Reducing dose variation
To assess the effectiveness of their program, the researchers measured CT radiation dose before and after the program was implemented. They used dose tracking software (Radimetrics, Bayer HealthCare) to collect radiation dose measurements and variation for CT exams before the program was implemented, from January 2013 to July 2014, and then afterward from January 2016 to December 2016. The bulk of the data came from unenhanced CT scans of the head and chest as well as enhanced CT scans of the abdomen and pelvis.
On average, the nearly 50,000 CT scans in the postintervention period had a 39% lower CT dose index volume (CTDIvol) and 47% less variation, i.e., standard deviation, than the approximately 40,000 CT scans in the preintervention period.
CT radiation dose and dose variability before and after intervention | ||||
CT exam | Preintervention | Postintervention | ||
Mean CTDIvol (mGy) | Standard deviation | Mean CTDIvol (mGy) | Standard deviation | |
Average in all regions | 22.3 | 17 | 13.6 | 9.01 |
Head | 31.7 | 10.2 | 20 | 3.36 |
Chest | 8.57 | 5.57 | 5.44 | 2.8 |
Abdomen/pelvis | 12.8 | 8.47 | 7.76 | 3.41 |
Besides body region, other factors reflected differing changes in dose variability, such as the department where the scanner was used. For example, for a scanner used for inpatients and outpatients, variation in radiation dose declined 42% after the program was implemented. But for a scanner in the emergency department (ED), variation only dropped 10% (p < 0.0001).

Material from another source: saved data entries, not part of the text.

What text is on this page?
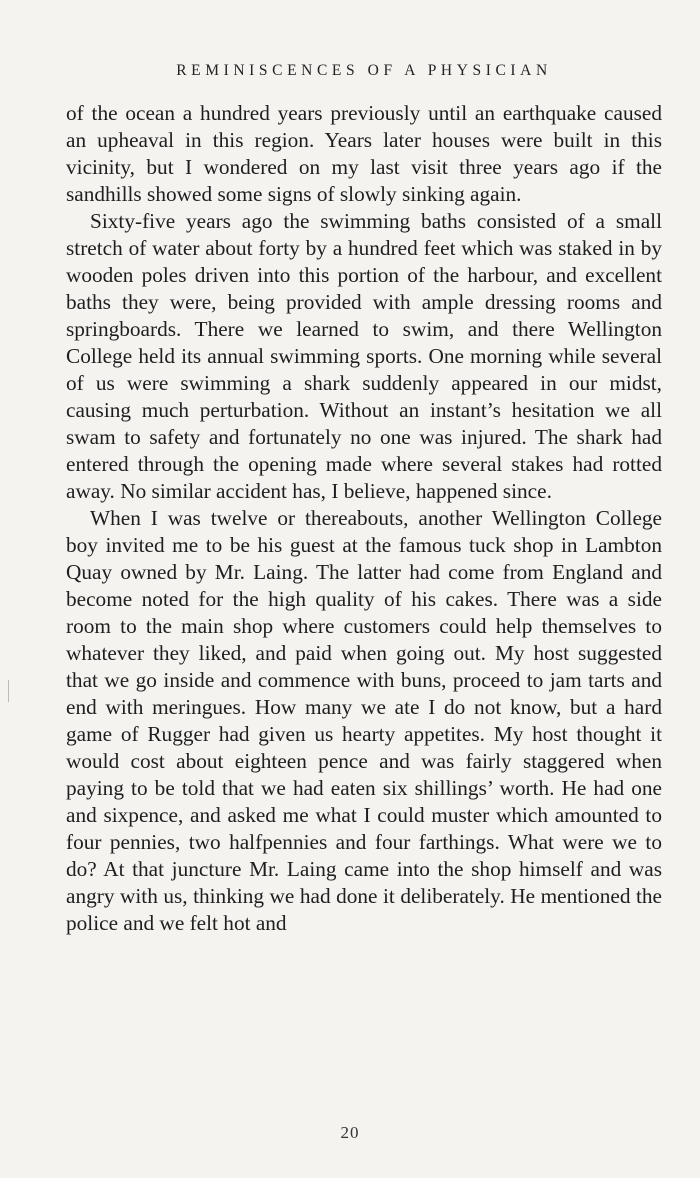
REMINISCENCES OF A PHYSICIAN

of the ocean a hundred years previously until an earthquake caused an upheaval in this region. Years later houses were built in this vicinity, but I wondered on my last visit three years ago if the sandhills showed some signs of slowly sinking again.

Sixty-five years ago the swimming baths consisted of a small stretch of water about forty by a hundred feet which was staked in by wooden poles driven into this portion of the harbour, and excellent baths they were, being provided with ample dressing rooms and springboards. There we learned to swim, and there Wellington College held its annual swimming sports. One morning while several of us were swimming a shark suddenly appeared in our midst, causing much perturbation. Without an instant’s hesitation we all swam to safety and fortunately no one was injured. The shark had entered through the opening made where several stakes had rotted away. No similar accident has, I believe, happened since.

When I was twelve or thereabouts, another Wellington College boy invited me to be his guest at the famous tuck shop in Lambton Quay owned by Mr. Laing. The latter had come from England and become noted for the high quality of his cakes. There was a side room to the main shop where customers could help themselves to whatever they liked, and paid when going out. My host suggested that we go inside and commence with buns, proceed to jam tarts and end with meringues. How many we ate I do not know, but a hard game of Rugger had given us hearty appetites. My host thought it would cost about eighteen pence and was fairly staggered when paying to be told that we had eaten six shillings’ worth. He had one and sixpence, and asked me what I could muster which amounted to four pennies, two halfpennies and four farthings. What were we to do? At that juncture Mr. Laing came into the shop himself and was angry with us, thinking we had done it deliberately. He mentioned the police and we felt hot and

20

In a similar fashion, the standard deviation of exams performed on Philips scanners decreased by 47%, compared with a 9% decrease on GE Healthcare scanners, though again, both scanners were associated with a significantly decreased variance after intervention (p < 0.0001).

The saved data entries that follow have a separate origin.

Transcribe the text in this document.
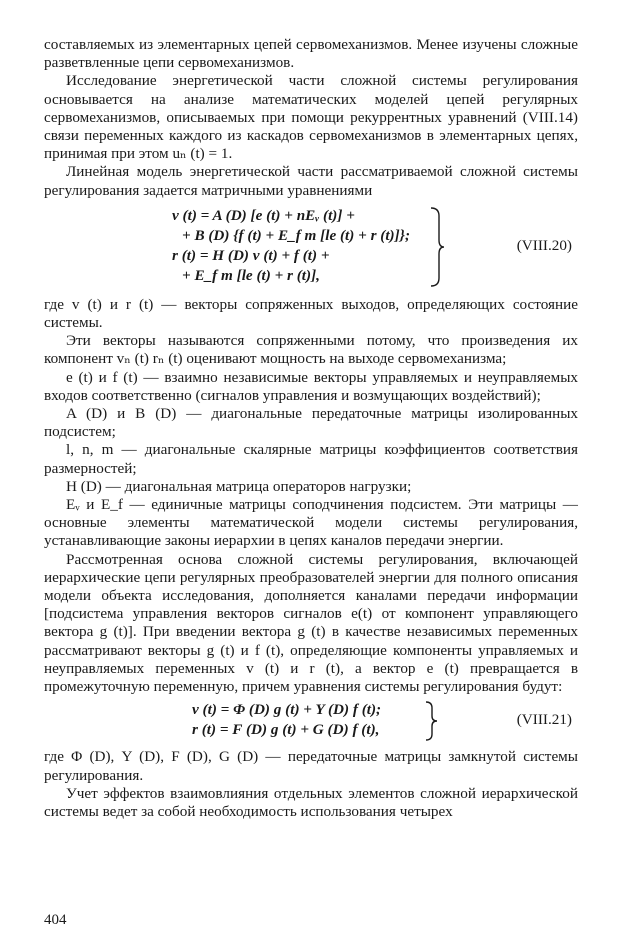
составляемых из элементарных цепей сервомеханизмов. Менее изучены сложные разветвленные цепи сервомеханизмов.

Исследование энергетической части сложной системы регулирования основывается на анализе математических моделей цепей регулярных сервомеханизмов, описываемых при помощи рекуррентных уравнений (VIII.14) связи переменных каждого из каскадов сервомеханизмов в элементарных цепях, принимая при этом uₙ (t) = 1.

Линейная модель энергетической части рассматриваемой сложной системы регулирования задается матричными уравнениями

v (t) = A (D) [e (t) + nEᵥ (t)] +
+ B (D) {f (t) + E_f m [le (t) + r (t)]};
r (t) = H (D) v (t) + f (t) +
+ E_f m [le (t) + r (t)],
(VIII.20)

где v (t) и r (t) — векторы сопряженных выходов, определяющих состояние системы.

Эти векторы называются сопряженными потому, что произведения их компонент vₙ (t) rₙ (t) оценивают мощность на выходе сервомеханизма;

e (t) и f (t) — взаимно независимые векторы управляемых и неуправляемых входов соответственно (сигналов управления и возмущающих воздействий);

A (D) и B (D) — диагональные передаточные матрицы изолированных подсистем;

l, n, m — диагональные скалярные матрицы коэффициентов соответствия размерностей;

H (D) — диагональная матрица операторов нагрузки;

Eᵥ и E_f — единичные матрицы соподчинения подсистем. Эти матрицы — основные элементы математической модели системы регулирования, устанавливающие законы иерархии в цепях каналов передачи энергии.

Рассмотренная основа сложной системы регулирования, включающей иерархические цепи регулярных преобразователей энергии для полного описания модели объекта исследования, дополняется каналами передачи информации [подсистема управления векторов сигналов e(t) от компонент управляющего вектора g (t)]. При введении вектора g (t) в качестве независимых переменных рассматривают векторы g (t) и f (t), определяющие компоненты управляемых и неуправляемых переменных v (t) и r (t), а вектор e (t) превращается в промежуточную переменную, причем уравнения системы регулирования будут:

v (t) = Φ (D) g (t) + Y (D) f (t);
r (t) = F (D) g (t) + G (D) f (t),
(VIII.21)

где Φ (D), Y (D), F (D), G (D) — передаточные матрицы замкнутой системы регулирования.

Учет эффектов взаимовлияния отдельных элементов сложной иерархической системы ведет за собой необходимость использования четырех

404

Both adult and pediatric populations also displayed statistically significant reductions in radiation dose variation (p < 0.0001): Adults showed a 47% drop in standard deviation, while children showed a 52% reduction.

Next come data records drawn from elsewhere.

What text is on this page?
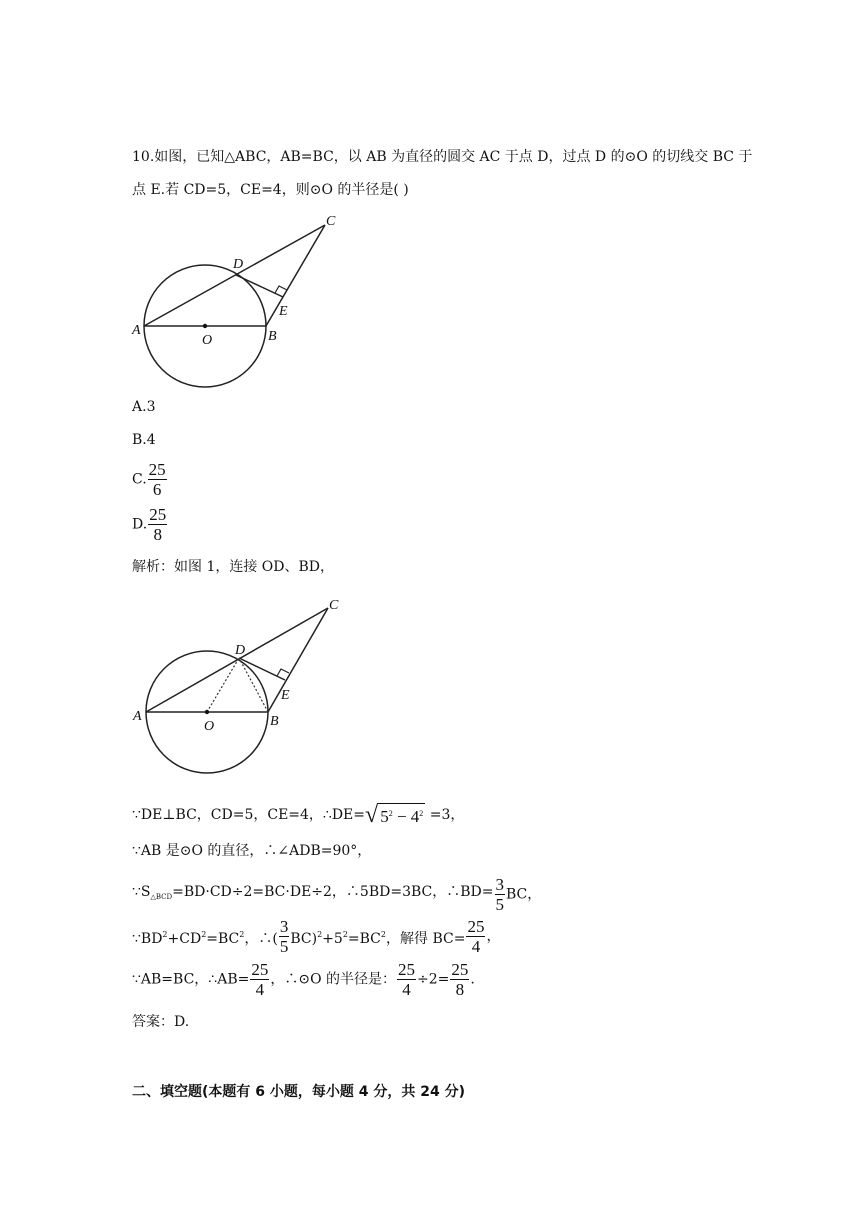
10.如图，已知△ABC，AB=BC，以 AB 为直径的圆交 AC 于点 D，过点 D 的⊙O 的切线交 BC 于
点 E.若 CD=5，CE=4，则⊙O 的半径是( )
A	B
C
D
E
O
A.3
B.4
C. $\frac{25}{6}$
D. $\frac{25}{8}$
解析：如图 1，连接 OD、BD，
A	B
C
D
E
O
∵DE⊥BC，CD=5，CE=4，∴DE=√ $5^2 - 4^2 =3$，
∵AB 是⊙O 的直径，∴∠ADB=90°，
$\because S_{\triangle BCD}=BD\cdot CD\div 2=BC\cdot DE\div 2$，∴5BD=3BC，∴BD= $\frac{3}{5}$ BC，
$\because BD^2+CD^2=BC^2$，∴( $\frac{3}{5} BC)^2+5^2=BC^2$，解得 $BC= \frac{25}{4}$ ，
∵AB=BC，∴AB= $\frac{25}{4}$ ，∴⊙O 的半径是： $\frac{25}{4} \div 2= \frac{25}{8}$ .
答案：D.
二、填空题(本题有 6 小题，每小题 4 分，共 24 分)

Promoting dose consistency
To further verify the extent of dose reduction, the researchers juxtaposed their radiation data with the American College of Radiology's (ACR) Dose Index Registry (DIR) from January to June 2016. The Einstein Healthcare Network's median CT radiation dose was considerably lower on average, with a CTDIvol of 20 for head CT exams, 5 for the chest, and 7 for the abdomen and pelvis, compared with the ACR's 53 for the head, 9 for the chest, and 15 for the abdomen and pelvis.
While reducing radiation is an important goal, just as important in the management of radiation dose for a specific patient is the probability that the person will actually get that low dose, Lee said.
"For an individual patient, we believe that dose variability -- in other words, consistency of radiation dose -- is very important," he said.
A notable limitation of the study was the difficulty in assessing the individual effect of components of the intervention on reducing dose variation, according to the researchers. In addition, comparing data from scanners by different manufacturers is questionable in this case due to newer technology being available for some but not all scanners.
The researchers' findings have encouraged them to expand the scope of their investigation to cover variation in radiation dose for other imaging modalities as well.
"We are currently working on delving further into population types (inpatient, outpatient, ED) to see if we can isolate other factors," Lee told AuntMinnie.com. "On a similar but related note, we are going to start monitoring doses for x-rays and interventional procedures, and we hope to use similar principles to optimize dose and reduce variability in these modalities."